On 11-Feb-19 13:01, Abhilash Raj wrote:
On Mon, Feb 11, 2019, at 9:55 AM, Marvin Gülker wrote:
Hi,
Am 11. Februar 2019 um 19:47 Uhr +0200 schrieb Danil Smirnov:
What could be a reason of HyperKitty failing to create a thread from chained emails?
For example, see "RECENTLY ACTIVE DISCUSSIONS" on page https://wlug.mailman3.com/hyperkitty/list/wlug@lists.wlug.org/
"Openvpn and Network mapping" discussion displayed as five threads instead of only one... This looks exactly like the problem I have been experiencing, see <https://lists.mailman3.org/archives/list/mailman-users@mailman3.org/thread/CX2R7GF2B37PS5MCYHTFYGNLI6O7M7YN/>
Any ideas how to improve HyperKitty ability to detect threaded messages? Sadly, no. Let's hope the problem gets resolved. Please create a bug report at https://gitlab.com/mailman/hyperkitty/issues with the affected messages.
It would help us recreate the problem if you could attach a raw messages in the issue. I am assuming the messages aren't sensitive since the archive are open. Otherwise, feel free to omit any sensitive information.
I haven't looked at the threading code in HK since a long time, but my impression is that it looks at the 'In-Reply-To' header to figure out if the current email is a response to a previous email that it received.
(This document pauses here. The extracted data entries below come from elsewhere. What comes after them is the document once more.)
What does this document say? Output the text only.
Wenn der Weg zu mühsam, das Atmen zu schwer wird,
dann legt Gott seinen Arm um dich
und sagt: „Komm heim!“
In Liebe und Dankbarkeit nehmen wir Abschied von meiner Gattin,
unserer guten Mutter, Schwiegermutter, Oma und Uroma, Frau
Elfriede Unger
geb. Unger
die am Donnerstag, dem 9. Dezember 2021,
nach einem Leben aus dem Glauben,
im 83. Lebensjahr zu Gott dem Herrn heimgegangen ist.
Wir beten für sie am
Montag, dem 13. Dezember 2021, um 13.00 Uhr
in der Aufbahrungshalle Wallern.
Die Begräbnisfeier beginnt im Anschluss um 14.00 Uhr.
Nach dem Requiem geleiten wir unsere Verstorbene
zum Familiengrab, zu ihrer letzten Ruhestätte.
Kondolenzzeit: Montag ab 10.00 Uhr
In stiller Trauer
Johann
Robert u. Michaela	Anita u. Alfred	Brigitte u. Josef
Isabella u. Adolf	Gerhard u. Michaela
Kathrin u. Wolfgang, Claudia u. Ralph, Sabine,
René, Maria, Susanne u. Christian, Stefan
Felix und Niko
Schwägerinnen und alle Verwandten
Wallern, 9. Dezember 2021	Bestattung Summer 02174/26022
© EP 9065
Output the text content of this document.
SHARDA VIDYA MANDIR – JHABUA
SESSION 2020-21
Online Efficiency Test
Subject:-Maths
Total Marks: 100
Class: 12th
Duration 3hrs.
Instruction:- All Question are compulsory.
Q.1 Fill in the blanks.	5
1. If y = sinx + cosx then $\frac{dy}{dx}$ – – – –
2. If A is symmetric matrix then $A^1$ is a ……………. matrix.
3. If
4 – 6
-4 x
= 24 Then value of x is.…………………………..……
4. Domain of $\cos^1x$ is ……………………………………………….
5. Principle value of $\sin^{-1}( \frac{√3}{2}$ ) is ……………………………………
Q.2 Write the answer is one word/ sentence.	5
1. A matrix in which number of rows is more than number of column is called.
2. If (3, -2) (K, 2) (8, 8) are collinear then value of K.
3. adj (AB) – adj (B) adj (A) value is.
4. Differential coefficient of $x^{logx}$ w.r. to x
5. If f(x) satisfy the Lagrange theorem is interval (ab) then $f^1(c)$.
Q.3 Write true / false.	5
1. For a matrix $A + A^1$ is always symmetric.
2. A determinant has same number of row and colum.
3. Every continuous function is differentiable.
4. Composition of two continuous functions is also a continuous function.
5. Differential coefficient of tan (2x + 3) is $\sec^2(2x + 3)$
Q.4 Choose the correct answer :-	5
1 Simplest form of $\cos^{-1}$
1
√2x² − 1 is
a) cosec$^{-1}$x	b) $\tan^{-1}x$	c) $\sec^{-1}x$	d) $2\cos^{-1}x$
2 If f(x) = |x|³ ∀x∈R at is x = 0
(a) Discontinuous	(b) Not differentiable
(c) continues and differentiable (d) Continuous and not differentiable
In some cases, the order of the incoming messages can cause this to break, like when the reply comes in first and the original messages comes in later. I am not sure exactly what is happening here, but looking at the raw messages should help us reproduce and possibly fix the issue.
I believe that for threading to work more or less reliably, the thing to do is to look at the 'References' header.
That should give you the thread in order, and allow any message received out of sequence to be put in the proper location in your display.
'References' should be a superset of Reply-To (which is at most 1 Message-ID), so you only need Reply-To if there is no References - or to handle a client that doesn't obey the RFCs.